Por Homero Gotardello

Não é de hoje que motoristas do mundo todo sonham com carros voadores. Os primeiros testes remontam à década de 1940, enquanto reportagens das décadas de 60 e 70 projetavam um mundo bem diferente do atual, no qual pequenas naves como a dos Jetsons fariam parte da vida das famílias, nas grandes cidades, pelos idos de 2010.

Como se sabe, já ultrapassamos essa data há uma década e os automóveis capazes de rivalizar com pequenas aeronaves ainda são – e devem seguir sendo – elemento de ficção. “Apesar de sua viabilidade técnica, esse tipo de veículo ainda habita o campo da fantasia”, pondera o analista Asad Hussai, da PitchBook, uma das líderes globais de análise de mercado e soluções completas para transformação digital (SaaS) empresarial.

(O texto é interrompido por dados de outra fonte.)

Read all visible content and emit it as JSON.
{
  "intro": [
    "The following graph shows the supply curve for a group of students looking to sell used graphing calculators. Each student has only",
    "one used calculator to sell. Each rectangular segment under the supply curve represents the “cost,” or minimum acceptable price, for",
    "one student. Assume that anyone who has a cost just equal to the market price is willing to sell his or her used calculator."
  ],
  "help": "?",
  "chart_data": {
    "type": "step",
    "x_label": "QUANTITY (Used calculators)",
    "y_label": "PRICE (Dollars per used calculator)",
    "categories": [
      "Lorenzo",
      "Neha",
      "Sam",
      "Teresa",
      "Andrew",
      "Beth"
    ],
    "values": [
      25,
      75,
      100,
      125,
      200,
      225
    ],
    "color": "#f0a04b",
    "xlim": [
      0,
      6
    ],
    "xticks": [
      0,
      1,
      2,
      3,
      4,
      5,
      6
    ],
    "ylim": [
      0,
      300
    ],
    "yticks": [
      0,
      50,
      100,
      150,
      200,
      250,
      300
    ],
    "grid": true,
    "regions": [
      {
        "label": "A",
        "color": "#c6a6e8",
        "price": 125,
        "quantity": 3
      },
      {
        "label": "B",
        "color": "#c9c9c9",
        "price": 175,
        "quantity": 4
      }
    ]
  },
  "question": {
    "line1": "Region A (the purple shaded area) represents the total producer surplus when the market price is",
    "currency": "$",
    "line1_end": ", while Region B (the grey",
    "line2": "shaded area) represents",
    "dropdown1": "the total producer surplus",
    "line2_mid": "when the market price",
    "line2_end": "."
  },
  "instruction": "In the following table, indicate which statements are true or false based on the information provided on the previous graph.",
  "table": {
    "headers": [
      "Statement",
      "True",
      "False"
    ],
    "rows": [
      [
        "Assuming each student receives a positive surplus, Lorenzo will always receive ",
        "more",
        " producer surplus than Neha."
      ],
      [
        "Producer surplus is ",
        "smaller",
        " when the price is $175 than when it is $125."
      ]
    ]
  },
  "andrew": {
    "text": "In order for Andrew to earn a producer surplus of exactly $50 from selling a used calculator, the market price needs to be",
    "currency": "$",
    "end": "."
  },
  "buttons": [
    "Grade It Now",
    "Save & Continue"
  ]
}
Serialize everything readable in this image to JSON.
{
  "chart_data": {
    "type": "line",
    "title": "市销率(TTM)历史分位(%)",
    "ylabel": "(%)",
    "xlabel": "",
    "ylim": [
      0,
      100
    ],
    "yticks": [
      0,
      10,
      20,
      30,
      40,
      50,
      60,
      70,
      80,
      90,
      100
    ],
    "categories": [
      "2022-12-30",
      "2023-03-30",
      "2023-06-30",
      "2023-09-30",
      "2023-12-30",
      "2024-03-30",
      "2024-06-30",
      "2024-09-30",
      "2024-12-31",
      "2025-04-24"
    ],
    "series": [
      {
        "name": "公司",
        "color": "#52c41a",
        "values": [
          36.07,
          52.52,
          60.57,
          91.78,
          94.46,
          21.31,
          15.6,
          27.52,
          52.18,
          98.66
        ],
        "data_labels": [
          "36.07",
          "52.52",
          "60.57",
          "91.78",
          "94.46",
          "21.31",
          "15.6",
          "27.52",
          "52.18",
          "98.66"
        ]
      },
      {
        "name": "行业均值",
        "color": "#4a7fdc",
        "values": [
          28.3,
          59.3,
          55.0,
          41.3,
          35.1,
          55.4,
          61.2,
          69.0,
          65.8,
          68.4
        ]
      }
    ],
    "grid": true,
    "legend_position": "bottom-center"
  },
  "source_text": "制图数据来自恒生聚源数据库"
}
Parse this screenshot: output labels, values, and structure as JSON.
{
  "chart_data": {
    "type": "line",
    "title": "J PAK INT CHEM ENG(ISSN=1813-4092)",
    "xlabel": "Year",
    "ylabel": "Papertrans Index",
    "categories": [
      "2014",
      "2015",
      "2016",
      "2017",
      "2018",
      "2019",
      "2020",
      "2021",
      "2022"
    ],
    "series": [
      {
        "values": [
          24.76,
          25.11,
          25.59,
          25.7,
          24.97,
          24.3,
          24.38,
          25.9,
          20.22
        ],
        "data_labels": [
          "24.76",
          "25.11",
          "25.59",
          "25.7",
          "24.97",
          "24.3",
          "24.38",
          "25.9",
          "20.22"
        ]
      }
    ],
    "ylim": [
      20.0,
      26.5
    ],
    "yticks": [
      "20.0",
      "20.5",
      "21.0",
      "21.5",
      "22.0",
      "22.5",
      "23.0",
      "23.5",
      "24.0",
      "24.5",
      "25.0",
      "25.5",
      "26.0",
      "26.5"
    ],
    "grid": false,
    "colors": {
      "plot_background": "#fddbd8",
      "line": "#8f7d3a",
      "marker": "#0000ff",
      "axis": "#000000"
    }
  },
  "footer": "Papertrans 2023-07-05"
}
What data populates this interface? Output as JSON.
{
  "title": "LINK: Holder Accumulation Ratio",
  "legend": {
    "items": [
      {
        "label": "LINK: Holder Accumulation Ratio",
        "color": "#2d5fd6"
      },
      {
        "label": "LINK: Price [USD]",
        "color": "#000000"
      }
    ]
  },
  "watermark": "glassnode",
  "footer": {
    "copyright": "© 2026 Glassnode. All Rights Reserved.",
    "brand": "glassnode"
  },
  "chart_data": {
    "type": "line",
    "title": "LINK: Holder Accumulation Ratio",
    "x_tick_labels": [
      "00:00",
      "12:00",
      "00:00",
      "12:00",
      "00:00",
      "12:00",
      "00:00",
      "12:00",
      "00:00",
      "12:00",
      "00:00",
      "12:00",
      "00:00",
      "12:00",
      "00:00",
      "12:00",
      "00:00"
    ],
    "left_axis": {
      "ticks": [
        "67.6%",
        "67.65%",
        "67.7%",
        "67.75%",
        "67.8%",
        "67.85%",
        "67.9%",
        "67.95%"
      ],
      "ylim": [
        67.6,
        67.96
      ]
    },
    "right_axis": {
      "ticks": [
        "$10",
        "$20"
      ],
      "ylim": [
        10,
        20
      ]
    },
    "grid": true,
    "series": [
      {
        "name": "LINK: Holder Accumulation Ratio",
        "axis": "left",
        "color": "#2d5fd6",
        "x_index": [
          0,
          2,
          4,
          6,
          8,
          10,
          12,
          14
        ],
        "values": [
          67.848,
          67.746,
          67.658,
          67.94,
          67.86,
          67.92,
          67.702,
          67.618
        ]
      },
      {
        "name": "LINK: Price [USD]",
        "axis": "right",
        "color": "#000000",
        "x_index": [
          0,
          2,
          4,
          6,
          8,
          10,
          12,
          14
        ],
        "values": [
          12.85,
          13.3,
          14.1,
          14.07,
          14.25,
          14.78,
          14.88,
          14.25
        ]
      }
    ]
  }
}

Enquanto veículos particulares parecem restritos ao mundo dos Jetsons, aerotáxis são mais viáveis em mercado de R$ 15 trilhões que aguça de Hyundai a Nasa
Futuro imaginado pelo desenho Jetsons ainda parece muito distante quando falamos em veículos voadores

“Os fabricantes levarão anos e anos em uma luta inglória para conseguir certificações junto às agências reguladoras, principalmente no que tange às exigências de segurança. Há uma limitação intransponível em ter um modelo que consiga aprovação nos crash tests, para rodar em estrada e que, ao mesmo tempo, seja leve o suficiente para decolar”, avalia Hussai.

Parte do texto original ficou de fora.